What did we do wrong? Well, we didn’t seal the pumpkin – not before and not after. To really do this right, you have to do both. You can use a spray sealer or one that you apply with a brush. For a recent project (see our spooky Vampire Pumpkin Bats), the Little Monster and I used Mod Podge Acrylic Sealer – it’s what we had on hand and it worked.
A couple more tips – make sure you pick pumpkins that are free of blemishes and soft spots. Gently wipe off any dirt before getting started. And if you have time (we didn’t), it helps to put the pumpkin in a sunny windowsill for a week or two to cure.
Here’s what you need:
- paintbrush (the cheap-o foam brushes work great for this)

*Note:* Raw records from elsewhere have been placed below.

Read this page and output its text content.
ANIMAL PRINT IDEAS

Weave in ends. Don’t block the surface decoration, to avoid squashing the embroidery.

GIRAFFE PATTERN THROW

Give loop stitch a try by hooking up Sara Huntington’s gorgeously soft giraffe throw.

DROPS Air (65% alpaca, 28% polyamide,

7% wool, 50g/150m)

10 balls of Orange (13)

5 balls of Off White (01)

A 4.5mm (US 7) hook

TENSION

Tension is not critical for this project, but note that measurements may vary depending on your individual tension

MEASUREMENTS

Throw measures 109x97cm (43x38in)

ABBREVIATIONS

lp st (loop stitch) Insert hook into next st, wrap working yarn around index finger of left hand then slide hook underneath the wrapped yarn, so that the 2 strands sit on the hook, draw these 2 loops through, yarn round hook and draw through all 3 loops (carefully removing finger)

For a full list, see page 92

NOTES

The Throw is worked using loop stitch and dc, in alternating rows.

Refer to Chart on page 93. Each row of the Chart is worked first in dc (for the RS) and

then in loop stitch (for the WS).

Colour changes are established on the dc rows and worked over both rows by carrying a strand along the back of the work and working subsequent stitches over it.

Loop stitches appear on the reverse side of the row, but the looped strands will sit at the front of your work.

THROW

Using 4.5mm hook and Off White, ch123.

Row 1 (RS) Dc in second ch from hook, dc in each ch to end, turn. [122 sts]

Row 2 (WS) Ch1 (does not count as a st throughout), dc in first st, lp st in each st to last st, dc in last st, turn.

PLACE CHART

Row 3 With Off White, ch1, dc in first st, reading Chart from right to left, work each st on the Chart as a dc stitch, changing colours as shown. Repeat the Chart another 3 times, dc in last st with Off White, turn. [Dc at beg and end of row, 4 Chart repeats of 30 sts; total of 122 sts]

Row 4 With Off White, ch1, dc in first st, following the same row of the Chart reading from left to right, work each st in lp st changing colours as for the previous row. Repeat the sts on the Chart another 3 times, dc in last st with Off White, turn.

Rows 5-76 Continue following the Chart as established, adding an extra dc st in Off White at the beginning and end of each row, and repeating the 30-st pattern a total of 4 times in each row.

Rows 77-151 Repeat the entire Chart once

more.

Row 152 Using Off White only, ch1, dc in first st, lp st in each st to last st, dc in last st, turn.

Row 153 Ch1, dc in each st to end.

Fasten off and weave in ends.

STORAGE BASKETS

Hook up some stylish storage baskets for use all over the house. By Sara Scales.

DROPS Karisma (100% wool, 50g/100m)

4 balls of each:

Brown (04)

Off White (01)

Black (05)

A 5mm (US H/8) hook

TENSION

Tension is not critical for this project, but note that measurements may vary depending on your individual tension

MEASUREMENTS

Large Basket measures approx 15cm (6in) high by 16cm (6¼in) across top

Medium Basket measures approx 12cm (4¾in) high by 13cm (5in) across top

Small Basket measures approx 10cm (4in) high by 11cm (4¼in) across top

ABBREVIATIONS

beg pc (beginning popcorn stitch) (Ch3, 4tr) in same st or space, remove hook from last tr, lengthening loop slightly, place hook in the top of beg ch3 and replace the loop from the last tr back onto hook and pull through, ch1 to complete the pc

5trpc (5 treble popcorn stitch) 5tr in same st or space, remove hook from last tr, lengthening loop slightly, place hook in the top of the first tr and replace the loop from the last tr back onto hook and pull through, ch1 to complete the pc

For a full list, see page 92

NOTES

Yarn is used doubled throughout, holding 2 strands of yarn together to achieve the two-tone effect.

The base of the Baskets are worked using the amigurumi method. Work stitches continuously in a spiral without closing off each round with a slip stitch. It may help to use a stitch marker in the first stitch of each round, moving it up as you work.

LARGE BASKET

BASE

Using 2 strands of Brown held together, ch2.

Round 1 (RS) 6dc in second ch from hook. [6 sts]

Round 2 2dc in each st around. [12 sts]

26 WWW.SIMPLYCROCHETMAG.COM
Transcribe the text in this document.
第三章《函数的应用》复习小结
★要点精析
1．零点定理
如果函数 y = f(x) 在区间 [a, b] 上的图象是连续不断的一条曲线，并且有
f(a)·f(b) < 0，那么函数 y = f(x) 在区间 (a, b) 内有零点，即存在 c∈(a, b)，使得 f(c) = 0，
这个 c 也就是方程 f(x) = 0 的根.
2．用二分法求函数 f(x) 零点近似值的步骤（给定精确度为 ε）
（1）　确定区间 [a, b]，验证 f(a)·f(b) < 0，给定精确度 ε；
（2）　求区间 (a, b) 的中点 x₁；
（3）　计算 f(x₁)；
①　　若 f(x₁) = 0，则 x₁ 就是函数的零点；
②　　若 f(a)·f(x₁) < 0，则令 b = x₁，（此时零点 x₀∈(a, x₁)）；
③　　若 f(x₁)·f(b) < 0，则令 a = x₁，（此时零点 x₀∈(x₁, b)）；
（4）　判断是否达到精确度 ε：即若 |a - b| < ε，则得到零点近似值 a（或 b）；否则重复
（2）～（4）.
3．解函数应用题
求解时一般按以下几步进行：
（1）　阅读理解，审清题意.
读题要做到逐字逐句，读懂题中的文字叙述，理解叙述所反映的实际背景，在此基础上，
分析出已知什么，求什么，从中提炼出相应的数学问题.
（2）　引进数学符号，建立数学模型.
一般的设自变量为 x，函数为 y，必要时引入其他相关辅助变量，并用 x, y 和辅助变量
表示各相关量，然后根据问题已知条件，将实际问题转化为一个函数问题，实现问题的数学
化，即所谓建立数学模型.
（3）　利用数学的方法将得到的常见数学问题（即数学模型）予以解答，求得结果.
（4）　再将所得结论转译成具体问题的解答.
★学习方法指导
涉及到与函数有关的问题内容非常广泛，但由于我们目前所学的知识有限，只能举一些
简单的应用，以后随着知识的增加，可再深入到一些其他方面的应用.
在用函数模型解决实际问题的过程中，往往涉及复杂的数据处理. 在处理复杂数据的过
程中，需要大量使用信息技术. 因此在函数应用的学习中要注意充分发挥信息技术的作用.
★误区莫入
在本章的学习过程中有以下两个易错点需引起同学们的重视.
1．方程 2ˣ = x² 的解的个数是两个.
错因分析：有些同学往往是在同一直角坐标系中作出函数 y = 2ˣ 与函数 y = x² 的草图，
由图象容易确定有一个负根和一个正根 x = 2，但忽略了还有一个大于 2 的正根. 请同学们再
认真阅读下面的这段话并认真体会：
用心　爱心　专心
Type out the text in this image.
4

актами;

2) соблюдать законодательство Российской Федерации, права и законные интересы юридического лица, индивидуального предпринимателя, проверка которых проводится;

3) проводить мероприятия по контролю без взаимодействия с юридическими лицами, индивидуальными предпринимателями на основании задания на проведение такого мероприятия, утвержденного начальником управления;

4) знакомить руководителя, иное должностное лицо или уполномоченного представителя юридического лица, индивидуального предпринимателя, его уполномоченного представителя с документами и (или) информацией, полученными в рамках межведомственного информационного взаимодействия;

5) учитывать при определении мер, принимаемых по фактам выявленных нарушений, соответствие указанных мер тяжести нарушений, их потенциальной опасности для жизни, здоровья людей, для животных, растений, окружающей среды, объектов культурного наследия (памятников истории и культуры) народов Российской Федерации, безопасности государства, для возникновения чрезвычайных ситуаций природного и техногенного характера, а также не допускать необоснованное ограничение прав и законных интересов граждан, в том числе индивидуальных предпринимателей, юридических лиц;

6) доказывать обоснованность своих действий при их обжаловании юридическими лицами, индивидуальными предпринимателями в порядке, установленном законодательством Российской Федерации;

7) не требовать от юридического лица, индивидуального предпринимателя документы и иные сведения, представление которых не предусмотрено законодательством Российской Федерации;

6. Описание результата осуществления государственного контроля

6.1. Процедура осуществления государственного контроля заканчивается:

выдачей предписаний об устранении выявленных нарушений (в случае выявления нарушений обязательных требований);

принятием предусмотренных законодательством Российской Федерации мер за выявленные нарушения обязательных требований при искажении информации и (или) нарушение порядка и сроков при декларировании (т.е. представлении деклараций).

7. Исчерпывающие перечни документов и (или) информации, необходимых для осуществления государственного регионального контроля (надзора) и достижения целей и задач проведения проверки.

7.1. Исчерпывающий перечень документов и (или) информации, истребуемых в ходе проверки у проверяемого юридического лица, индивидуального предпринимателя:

- acrylic sealer (spray or brush on)
- acrylic paints
The Little Monster and I transformed this gourd into a spooky bat by applying Mod Podge matte sealer with a foam brush. For outdoor pumpkins, I would apply a couple coats of outdoor sealer, such as Aleene’s spray sealer.
How to Paint Pumpkins Step-by-Step Tutorial:
STEP ONE: Prepare Work Area
Set up your work area. Lay down a drop cloth or newspaper to protect your work surface.
STEP TWO: Prep Your Pumpkin
Prepare your pumpkin for painting. Make sure it’s free of bruises and blemishes. Use a soft cloth to gently wipe off any dirt or debris.
STEP THREE: Apply Base Sealer Coat
Apply sealer to your pumpkin. Because the pumpkin is round, you will need to work on it one-half at a time. Apply the sealer to the first half, allow to dry, then apply to the second half. Give the second half time to dry before moving to the next step.
STEP FOUR: Time to Paint!
I should have forewarned you that this is a day long process – but it’s fun, so it’s okay! Apply the paint the same way you did the sealer, working on the pumpkin one half at a time. Allow the first half to completely dry before painting the second half. Allow the second half to dry.
At this point, take a good look at your work. Do you need a second coat? If so, repeat this step.
STEP FIVE: Apply Top Sealer Coat
Same instructions as step three above.
STEP SIX: Decorate
At this point, you might be done, especially if you painted a design on your pumpkin in step four. On the other hand, the real fun may just be starting – if so, pull out your hot glue gun, duct tape, craft foam, googly eyes, or whatever you had in mind – and decorate!
If You Need a Little Inspiration, Check Out These Painted Pumpkins…
Kids love googly eyes! After you paint your pumpkin black, have the kiddos glue on large googly eyes. As a final touch, outline some of the eyes with glow-in-the-dark puffy paint.
Use orange, yellow and white craft paint to make candy corn painted pumpkins. For the finishing touch, use a couple pieces of twine to tie a bow around the stem.
If you are crazy for buffalo check prints, why not paint a couple of pumpkins to match your decor? For this design, paint your pumpkin white, then add gray horizontal and vertical stripes, and finally use black paint where the gray stripes intersect.
If you don’t mind getting a little messy, try drip painting your pumpkins! For these colorful pumpkins, Mom Dot Crafts and her helpers used milk paint.
These tiny message pumpkins would be a fun way to decorate a Halloween buffet table. If you have a very steady hand, you can use a paintbrush to add Halloween phrases – however, a paint pen will make the project even easier.